– Two dozen D-Day veterans were the star passengers of a flotilla which set sail from Portsmouth, England, on Tuesday, bound for the beaches of Normandy where 80 years ago this week they fought to liberate France, a turning point in World War Two.

The special voyage was part of the British leg of celebrations to mark the 80th anniversary of D-Day, the name given to the landing of more than 150,000 Allied soldiers in northern France, which eventually drove German Nazi forces out of the country and led to victory on the Western Front.

“It’s a very special day,” veteran Ken Hay, 98, told the BBC onboard the “Mont St Michel” ferry which was decorated with maritime flags.

In 1944, Portsmouth was the main departure point for the 5,000 ships which headed to Utah, Omaha, Gold, Juno and Sword, the beaches made famous by the operation, the largest amphibious invasion in history.

Surrounded by naval ships and civilian boats, the ferry was waved off by small crowds who lined the docks in Portsmouth, as tugboats sprayed water, a traditional tribute.

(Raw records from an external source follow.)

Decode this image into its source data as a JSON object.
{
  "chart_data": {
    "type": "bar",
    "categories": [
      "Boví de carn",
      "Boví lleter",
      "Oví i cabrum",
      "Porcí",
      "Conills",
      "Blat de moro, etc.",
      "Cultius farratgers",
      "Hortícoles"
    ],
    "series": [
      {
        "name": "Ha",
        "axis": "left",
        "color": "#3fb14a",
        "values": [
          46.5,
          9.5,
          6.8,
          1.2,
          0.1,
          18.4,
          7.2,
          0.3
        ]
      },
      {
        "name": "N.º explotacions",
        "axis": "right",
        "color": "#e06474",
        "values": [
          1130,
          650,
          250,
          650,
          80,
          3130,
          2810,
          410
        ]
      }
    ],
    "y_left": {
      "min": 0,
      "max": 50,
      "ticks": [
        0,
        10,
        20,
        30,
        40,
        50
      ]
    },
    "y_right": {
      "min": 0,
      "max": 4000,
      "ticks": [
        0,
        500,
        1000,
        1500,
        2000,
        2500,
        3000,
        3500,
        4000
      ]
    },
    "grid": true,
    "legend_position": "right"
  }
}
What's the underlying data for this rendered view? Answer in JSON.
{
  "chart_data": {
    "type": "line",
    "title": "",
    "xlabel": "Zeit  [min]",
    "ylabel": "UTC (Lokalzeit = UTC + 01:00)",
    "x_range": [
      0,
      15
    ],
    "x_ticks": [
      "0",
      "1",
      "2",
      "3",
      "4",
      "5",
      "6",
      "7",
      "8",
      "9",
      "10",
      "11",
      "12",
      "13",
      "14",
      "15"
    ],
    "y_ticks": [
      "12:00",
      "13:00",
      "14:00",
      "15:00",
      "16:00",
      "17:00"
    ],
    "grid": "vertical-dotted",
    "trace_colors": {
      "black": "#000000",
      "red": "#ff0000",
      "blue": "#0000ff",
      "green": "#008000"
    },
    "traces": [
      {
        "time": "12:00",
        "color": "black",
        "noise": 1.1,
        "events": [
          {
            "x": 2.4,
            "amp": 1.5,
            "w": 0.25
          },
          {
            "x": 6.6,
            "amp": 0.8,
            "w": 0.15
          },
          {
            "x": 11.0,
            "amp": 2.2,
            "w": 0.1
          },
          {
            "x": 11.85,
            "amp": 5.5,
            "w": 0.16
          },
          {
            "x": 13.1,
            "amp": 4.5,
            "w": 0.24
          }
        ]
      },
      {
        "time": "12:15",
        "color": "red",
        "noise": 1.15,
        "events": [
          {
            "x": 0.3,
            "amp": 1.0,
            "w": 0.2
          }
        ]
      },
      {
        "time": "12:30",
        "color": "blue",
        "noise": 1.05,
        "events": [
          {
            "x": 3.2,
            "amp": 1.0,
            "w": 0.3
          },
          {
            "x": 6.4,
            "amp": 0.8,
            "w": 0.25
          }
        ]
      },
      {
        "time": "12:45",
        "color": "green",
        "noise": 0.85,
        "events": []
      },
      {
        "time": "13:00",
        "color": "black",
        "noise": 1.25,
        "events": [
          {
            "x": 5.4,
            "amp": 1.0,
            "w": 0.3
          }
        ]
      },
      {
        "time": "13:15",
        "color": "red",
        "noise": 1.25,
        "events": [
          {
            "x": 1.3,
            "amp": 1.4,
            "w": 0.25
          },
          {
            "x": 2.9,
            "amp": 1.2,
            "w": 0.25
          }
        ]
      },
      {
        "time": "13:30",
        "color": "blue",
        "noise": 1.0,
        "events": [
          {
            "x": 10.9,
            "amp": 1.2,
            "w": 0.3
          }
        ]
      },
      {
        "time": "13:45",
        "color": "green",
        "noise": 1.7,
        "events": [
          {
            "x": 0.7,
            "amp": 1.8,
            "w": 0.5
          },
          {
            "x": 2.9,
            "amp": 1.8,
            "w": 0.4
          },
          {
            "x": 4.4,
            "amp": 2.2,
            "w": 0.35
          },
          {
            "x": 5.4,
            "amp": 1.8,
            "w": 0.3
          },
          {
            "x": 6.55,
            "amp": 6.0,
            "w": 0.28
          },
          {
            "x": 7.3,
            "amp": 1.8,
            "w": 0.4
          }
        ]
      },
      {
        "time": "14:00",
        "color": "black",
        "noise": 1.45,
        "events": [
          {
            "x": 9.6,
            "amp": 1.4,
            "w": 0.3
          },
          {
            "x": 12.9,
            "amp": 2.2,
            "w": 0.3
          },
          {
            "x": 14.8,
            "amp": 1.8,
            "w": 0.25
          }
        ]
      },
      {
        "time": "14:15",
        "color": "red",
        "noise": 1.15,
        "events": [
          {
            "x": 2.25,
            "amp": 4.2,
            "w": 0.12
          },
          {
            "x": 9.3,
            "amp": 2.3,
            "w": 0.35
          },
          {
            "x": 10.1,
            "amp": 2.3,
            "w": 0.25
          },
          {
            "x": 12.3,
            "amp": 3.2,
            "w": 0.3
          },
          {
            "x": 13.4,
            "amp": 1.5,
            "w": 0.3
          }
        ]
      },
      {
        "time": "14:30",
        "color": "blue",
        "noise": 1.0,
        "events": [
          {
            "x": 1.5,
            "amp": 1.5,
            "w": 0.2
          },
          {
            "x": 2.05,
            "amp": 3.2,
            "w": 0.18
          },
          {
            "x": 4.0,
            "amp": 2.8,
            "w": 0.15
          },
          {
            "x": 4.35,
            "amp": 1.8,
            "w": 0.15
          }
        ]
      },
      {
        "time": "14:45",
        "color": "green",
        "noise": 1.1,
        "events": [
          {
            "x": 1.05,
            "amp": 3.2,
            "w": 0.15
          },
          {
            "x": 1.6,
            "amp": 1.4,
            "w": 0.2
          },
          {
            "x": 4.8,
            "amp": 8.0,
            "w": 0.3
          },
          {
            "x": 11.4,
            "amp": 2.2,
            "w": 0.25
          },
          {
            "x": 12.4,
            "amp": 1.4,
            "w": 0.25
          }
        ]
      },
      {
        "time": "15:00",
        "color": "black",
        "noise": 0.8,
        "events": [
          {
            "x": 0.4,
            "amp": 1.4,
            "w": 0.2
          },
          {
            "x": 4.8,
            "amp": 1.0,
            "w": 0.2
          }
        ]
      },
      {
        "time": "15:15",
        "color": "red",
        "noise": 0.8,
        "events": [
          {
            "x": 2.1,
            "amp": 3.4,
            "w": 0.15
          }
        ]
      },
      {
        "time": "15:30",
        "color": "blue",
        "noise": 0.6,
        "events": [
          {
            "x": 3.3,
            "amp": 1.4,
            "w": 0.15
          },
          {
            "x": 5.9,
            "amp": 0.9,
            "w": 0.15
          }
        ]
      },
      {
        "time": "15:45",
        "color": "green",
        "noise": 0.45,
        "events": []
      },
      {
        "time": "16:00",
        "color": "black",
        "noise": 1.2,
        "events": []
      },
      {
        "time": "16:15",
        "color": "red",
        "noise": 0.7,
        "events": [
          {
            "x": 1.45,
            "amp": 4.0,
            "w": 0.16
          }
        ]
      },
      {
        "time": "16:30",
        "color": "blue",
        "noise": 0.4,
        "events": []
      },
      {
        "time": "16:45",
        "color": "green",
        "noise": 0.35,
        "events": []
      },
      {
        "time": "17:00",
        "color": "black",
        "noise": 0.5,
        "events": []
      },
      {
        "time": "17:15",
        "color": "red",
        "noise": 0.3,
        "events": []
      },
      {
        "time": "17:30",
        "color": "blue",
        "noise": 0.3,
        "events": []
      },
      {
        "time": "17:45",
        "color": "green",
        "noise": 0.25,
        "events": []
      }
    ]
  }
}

Midway through the journey to France, the ship was due to switch off its engines for a wreath-laying ceremony to remember those who did not make it to shore. About 4,400 Allied troops died on June 6.

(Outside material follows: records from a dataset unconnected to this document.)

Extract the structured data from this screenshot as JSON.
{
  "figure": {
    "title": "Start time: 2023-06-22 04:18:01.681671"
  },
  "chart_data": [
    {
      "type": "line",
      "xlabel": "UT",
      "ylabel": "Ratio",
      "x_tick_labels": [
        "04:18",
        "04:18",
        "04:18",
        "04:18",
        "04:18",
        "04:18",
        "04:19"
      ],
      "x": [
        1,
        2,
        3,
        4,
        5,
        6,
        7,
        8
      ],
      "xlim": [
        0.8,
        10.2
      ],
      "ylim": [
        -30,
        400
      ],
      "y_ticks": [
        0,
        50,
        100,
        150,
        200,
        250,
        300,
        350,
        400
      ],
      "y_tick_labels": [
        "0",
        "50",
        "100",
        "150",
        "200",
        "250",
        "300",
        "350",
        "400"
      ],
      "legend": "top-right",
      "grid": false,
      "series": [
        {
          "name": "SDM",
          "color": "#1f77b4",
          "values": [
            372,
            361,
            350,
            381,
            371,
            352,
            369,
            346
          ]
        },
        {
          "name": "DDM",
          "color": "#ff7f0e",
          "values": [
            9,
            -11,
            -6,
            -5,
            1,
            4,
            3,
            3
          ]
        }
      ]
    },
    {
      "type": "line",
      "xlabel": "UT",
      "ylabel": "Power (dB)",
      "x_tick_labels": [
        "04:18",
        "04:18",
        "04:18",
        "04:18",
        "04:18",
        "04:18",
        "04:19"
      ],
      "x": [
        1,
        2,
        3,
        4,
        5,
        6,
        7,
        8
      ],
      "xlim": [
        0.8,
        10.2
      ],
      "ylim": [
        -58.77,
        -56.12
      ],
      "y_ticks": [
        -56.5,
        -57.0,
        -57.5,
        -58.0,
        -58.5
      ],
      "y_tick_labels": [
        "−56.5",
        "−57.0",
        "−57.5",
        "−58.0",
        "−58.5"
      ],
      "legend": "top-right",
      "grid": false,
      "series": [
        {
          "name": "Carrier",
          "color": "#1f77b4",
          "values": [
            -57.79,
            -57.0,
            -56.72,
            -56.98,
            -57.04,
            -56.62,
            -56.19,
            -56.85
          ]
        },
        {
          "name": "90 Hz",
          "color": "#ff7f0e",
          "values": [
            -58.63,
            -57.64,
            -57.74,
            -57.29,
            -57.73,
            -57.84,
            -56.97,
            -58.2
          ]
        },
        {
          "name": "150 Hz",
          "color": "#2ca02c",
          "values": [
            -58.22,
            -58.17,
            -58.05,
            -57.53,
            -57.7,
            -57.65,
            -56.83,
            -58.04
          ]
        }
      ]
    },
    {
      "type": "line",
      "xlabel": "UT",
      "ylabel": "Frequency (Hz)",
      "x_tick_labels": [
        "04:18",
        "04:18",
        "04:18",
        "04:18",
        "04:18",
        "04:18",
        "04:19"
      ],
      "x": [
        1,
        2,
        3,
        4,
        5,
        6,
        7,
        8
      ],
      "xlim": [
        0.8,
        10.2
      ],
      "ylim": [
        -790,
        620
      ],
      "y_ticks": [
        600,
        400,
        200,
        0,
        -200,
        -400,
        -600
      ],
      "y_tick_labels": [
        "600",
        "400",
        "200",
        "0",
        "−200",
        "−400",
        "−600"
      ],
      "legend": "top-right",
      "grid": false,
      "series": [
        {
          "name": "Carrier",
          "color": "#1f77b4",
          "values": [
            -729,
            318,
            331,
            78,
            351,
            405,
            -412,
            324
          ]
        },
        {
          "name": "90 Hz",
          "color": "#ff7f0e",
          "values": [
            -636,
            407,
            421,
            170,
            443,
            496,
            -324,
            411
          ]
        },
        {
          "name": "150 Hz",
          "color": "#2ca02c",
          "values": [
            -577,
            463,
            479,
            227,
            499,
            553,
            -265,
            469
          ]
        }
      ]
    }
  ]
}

German casualties are unknown but are estimated at between 4,000 and 9,000.

John Dennett, 99, told the BBC he was looking forward to the ceremonies of the coming days, with events set to be attended by French President Emmanuel Macron, U.S. President Joe Biden, British Prime Minister Rishi Sunak and German Chancellor Olaf Scholz plus Britain’s King Charles and Prince William.

“It’s a chance of a lifetime. Eighty years ago, it’s a long time, going back, to see what we started,” Dennett said from the ship’s deck.

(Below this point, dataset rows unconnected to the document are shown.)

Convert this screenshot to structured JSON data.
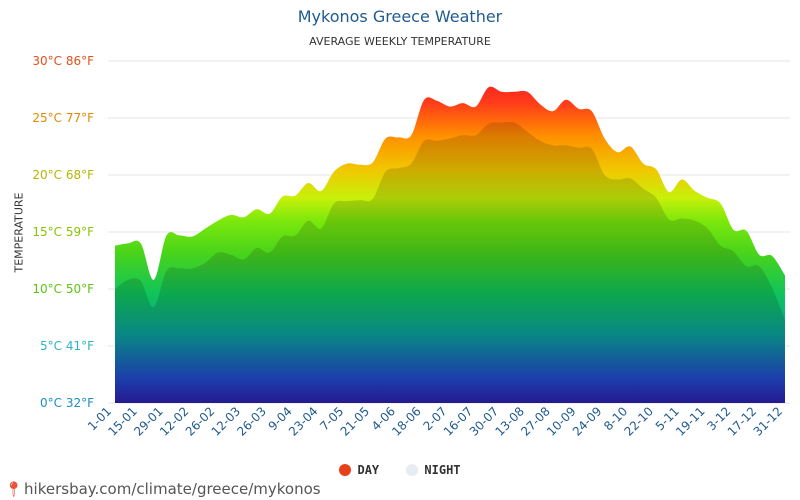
{
  "chart_data": {
    "type": "area",
    "title": "Mykonos Greece Weather",
    "subtitle": "AVERAGE WEEKLY TEMPERATURE",
    "ylabel": "TEMPERATURE",
    "ylim": [
      0,
      30
    ],
    "yticks": [
      {
        "value": 0,
        "label": "0°C 32°F",
        "color": "#1a8fc4"
      },
      {
        "value": 5,
        "label": "5°C 41°F",
        "color": "#2ab5c8"
      },
      {
        "value": 10,
        "label": "10°C 50°F",
        "color": "#5cc414"
      },
      {
        "value": 15,
        "label": "15°C 59°F",
        "color": "#8ac400"
      },
      {
        "value": 20,
        "label": "20°C 68°F",
        "color": "#b8b400"
      },
      {
        "value": 25,
        "label": "25°C 77°F",
        "color": "#e08a00"
      },
      {
        "value": 30,
        "label": "30°C 86°F",
        "color": "#e0501a"
      }
    ],
    "x_tick_labels": [
      "1-01",
      "15-01",
      "29-01",
      "12-02",
      "26-02",
      "12-03",
      "26-03",
      "9-04",
      "23-04",
      "7-05",
      "21-05",
      "4-06",
      "18-06",
      "2-07",
      "16-07",
      "30-07",
      "13-08",
      "27-08",
      "10-09",
      "24-09",
      "8-10",
      "22-10",
      "5-11",
      "19-11",
      "3-12",
      "17-12",
      "31-12"
    ],
    "series": [
      {
        "name": "DAY",
        "color": "#e8401a",
        "values": [
          13.8,
          14.0,
          14.0,
          10.8,
          14.7,
          14.7,
          14.6,
          15.3,
          16.0,
          16.5,
          16.3,
          17.0,
          16.6,
          18.1,
          18.2,
          19.3,
          18.6,
          20.3,
          21.0,
          20.9,
          21.1,
          23.2,
          23.3,
          23.5,
          26.6,
          26.5,
          26.0,
          26.3,
          26.0,
          27.7,
          27.3,
          27.3,
          27.3,
          26.2,
          25.6,
          26.6,
          25.8,
          25.6,
          23.2,
          22.0,
          22.5,
          21.0,
          20.5,
          18.5,
          19.6,
          18.6,
          18.0,
          17.5,
          15.2,
          15.1,
          13.0,
          12.9,
          11.2
        ]
      },
      {
        "name": "NIGHT",
        "color": "#e6ecf2",
        "values": [
          10.0,
          10.8,
          10.7,
          8.4,
          11.6,
          11.8,
          11.8,
          12.3,
          13.2,
          13.0,
          12.6,
          13.6,
          13.2,
          14.6,
          14.7,
          16.0,
          15.3,
          17.5,
          17.7,
          17.8,
          17.9,
          20.3,
          20.6,
          21.0,
          23.0,
          23.0,
          23.2,
          23.5,
          23.5,
          24.5,
          24.6,
          24.6,
          23.8,
          23.0,
          22.6,
          22.6,
          22.4,
          22.3,
          20.0,
          19.6,
          19.7,
          18.8,
          18.0,
          16.1,
          16.2,
          16.0,
          15.3,
          13.8,
          13.3,
          12.0,
          12.0,
          10.1,
          7.3
        ]
      }
    ],
    "grid": true
  },
  "legend": {
    "day_label": "DAY",
    "night_label": "NIGHT",
    "day_color": "#e8401a",
    "night_color": "#e6ecf2"
  },
  "source": {
    "text": "hikersbay.com/climate/greece/mykonos"
  }
}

He and fellow veterans listened to a military band onboard the ferry led by bagpipes. Aged between 97 and 103, many of the veterans had walking sticks or were in wheelchairs, and wore military medals pinned to their lapels.

The Royal Navy said the 80th anniversary of D-Day was likely to be the last marked on a grand scale on both sides of the Channel in the presence of those who fought in 1944.